Russia Flexes Military Muscles Prior To Brisbane G20 Summit: Sends Warships Near Australian Coast

Russian navy vs Australian navy

Russia, in an apparent display of flexing of its military muscles, has sent a fleet of warships in the direction of Australia, days ahead of the G20 summit in Brisbane. According to The Age, the Australian military is closely monitoring the approach of the Russian naval vessels. In response to Russia’s military advances, Australia has sent two frigates as well as a surveillance aircraft, leading to concerns over tensions rising in the region. The warships are however currently in international waters, north of the Australian coast, Australian defense officials confirmed.

The approach of these Russian military vessels near the Australian coast comes even as the leaders of the two nations, Australian Prime Minister Tony Abbott and Russian premier Vladimir Putin met in Beijing on Tuesday. Russia and Australia has had strained relations ever since 38 Australian citizens were killed in the July crash of the Malaysia Airlines Flight MH17 over the troubled skies of the Ukraine-Russia border. A total of 298 people perished in the crash that has largely been blamed on Russia-backed militants operating in the area.

In a statement issued to the press, the Australian Department of Defense announced that it is “monitoring Russian naval vessels that are currently transiting through international waters to the north of Australia.”

The statement adds, “The movement of these vessels is entirely consistent with provisions under international law for military vessels to exercise freedom of navigation in international waters.”
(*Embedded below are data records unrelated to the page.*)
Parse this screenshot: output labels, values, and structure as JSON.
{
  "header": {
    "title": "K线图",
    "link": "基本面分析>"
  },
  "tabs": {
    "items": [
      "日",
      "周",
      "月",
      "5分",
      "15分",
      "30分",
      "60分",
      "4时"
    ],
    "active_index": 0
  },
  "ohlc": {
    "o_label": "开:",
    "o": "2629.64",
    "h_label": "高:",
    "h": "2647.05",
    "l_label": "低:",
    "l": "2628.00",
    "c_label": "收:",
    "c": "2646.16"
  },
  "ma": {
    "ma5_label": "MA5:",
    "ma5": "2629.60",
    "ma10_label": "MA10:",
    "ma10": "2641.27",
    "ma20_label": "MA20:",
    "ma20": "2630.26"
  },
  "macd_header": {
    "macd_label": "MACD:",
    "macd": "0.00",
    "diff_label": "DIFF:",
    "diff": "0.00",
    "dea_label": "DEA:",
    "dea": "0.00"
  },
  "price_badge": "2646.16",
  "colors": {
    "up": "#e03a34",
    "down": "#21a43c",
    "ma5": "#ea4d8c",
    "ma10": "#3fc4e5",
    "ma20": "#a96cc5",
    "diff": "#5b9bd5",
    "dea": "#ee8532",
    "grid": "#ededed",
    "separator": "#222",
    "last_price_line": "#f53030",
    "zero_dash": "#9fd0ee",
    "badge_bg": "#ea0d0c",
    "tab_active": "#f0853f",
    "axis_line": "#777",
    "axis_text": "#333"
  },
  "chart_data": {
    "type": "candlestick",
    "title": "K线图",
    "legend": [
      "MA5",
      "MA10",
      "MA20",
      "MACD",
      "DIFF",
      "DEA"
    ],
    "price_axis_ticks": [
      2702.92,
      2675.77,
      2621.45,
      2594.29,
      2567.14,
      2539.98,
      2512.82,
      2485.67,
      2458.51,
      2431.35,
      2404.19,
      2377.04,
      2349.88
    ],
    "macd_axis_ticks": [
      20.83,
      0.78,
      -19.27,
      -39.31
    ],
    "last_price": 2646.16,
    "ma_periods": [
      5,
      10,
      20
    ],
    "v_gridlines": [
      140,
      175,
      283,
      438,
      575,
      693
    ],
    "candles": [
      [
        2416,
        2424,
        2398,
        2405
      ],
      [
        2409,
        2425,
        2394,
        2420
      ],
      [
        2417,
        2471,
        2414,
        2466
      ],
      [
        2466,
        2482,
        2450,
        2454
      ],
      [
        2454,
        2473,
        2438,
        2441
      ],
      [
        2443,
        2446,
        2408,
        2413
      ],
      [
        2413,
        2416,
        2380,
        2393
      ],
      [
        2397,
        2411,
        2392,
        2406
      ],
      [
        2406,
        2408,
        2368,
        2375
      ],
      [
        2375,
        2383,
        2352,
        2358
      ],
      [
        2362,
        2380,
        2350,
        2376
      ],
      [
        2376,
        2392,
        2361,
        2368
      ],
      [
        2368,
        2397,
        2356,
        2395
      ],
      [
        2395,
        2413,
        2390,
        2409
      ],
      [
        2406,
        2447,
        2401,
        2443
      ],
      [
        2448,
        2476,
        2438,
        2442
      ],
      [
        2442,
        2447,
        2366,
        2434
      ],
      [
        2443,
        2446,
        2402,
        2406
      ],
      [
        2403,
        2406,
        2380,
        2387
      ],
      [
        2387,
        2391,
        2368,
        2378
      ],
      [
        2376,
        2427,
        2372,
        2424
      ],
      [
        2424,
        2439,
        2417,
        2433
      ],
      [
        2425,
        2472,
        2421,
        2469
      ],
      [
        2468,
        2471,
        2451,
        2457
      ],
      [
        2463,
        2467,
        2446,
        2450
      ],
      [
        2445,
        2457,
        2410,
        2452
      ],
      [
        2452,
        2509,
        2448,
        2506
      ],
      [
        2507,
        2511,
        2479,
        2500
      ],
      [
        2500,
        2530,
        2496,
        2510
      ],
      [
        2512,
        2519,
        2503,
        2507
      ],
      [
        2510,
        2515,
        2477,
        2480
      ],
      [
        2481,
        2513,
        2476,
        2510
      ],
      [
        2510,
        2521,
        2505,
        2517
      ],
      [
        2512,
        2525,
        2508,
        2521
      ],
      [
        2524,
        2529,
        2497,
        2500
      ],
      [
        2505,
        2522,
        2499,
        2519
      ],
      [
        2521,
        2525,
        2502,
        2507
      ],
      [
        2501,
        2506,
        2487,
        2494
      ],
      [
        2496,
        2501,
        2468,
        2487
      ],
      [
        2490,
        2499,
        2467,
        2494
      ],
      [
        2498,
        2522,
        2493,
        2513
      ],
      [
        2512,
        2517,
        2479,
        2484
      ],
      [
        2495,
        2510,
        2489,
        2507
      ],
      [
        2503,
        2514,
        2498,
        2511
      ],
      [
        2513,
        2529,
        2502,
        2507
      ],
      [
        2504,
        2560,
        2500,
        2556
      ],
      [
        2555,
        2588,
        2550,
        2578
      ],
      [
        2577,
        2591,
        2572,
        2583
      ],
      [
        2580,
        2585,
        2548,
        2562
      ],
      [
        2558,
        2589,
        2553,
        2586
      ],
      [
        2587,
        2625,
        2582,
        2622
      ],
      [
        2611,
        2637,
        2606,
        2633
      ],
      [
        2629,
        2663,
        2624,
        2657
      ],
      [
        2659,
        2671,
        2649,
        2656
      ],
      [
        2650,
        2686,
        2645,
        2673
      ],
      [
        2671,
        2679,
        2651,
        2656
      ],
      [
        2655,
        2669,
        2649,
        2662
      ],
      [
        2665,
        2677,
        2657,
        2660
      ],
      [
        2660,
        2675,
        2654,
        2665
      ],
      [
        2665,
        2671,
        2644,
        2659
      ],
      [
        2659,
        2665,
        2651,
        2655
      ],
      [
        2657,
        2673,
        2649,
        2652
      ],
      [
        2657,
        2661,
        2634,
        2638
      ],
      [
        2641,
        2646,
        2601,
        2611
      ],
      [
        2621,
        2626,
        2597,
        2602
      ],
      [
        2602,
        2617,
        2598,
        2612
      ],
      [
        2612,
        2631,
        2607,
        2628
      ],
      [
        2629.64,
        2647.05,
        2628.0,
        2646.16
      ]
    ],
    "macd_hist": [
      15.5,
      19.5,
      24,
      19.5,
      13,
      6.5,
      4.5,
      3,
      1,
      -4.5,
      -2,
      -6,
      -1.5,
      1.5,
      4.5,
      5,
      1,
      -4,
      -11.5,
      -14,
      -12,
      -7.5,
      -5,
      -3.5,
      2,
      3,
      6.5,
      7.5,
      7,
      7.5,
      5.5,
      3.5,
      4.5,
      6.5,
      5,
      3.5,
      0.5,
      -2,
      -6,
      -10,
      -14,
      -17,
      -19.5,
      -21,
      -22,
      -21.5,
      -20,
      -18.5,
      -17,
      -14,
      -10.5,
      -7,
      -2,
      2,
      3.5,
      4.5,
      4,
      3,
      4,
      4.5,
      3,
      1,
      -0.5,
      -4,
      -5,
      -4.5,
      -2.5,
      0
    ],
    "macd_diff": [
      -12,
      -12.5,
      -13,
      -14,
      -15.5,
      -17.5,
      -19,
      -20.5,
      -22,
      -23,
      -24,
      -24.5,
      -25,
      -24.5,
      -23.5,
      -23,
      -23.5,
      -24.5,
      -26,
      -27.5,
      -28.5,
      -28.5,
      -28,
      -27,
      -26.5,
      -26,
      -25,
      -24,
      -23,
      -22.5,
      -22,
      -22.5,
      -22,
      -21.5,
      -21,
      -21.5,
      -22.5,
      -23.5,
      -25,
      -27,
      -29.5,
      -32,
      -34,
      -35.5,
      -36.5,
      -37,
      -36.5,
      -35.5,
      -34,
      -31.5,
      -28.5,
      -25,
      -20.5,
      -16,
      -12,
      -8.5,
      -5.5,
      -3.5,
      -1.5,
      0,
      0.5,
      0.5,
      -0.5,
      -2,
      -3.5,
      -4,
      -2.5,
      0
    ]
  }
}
Australia sent two frigates, the Stuart and the Paramatta, and a P-3 Orion surveillance plane to monitor the Russians.

The chief of the Australian Defense Force Mark Binskin confirmed that they are watching the movement of the Russian fleet and added that one of the Russian vessels was actually a ocean-going tug that is used to tow other ships.

“Their confidence? One of them is an ocean-going tug. It’s just part of their operation. They are in international waters. They are allowed to do that. They are in our approaches and we will continue to surveil them with air and maritime assets.”

Meanwhile, a BBC News report adds that this action by Russia is not unusual. In the past, Russian vessels have approached areas where a major international summits were underway — most notably during a 2009 APEC meeting in Singapore and the Russian President Medvedev’s 2010 San Francisco visit.

This is being largely being seen as a move by Russia to project its image as a major world power.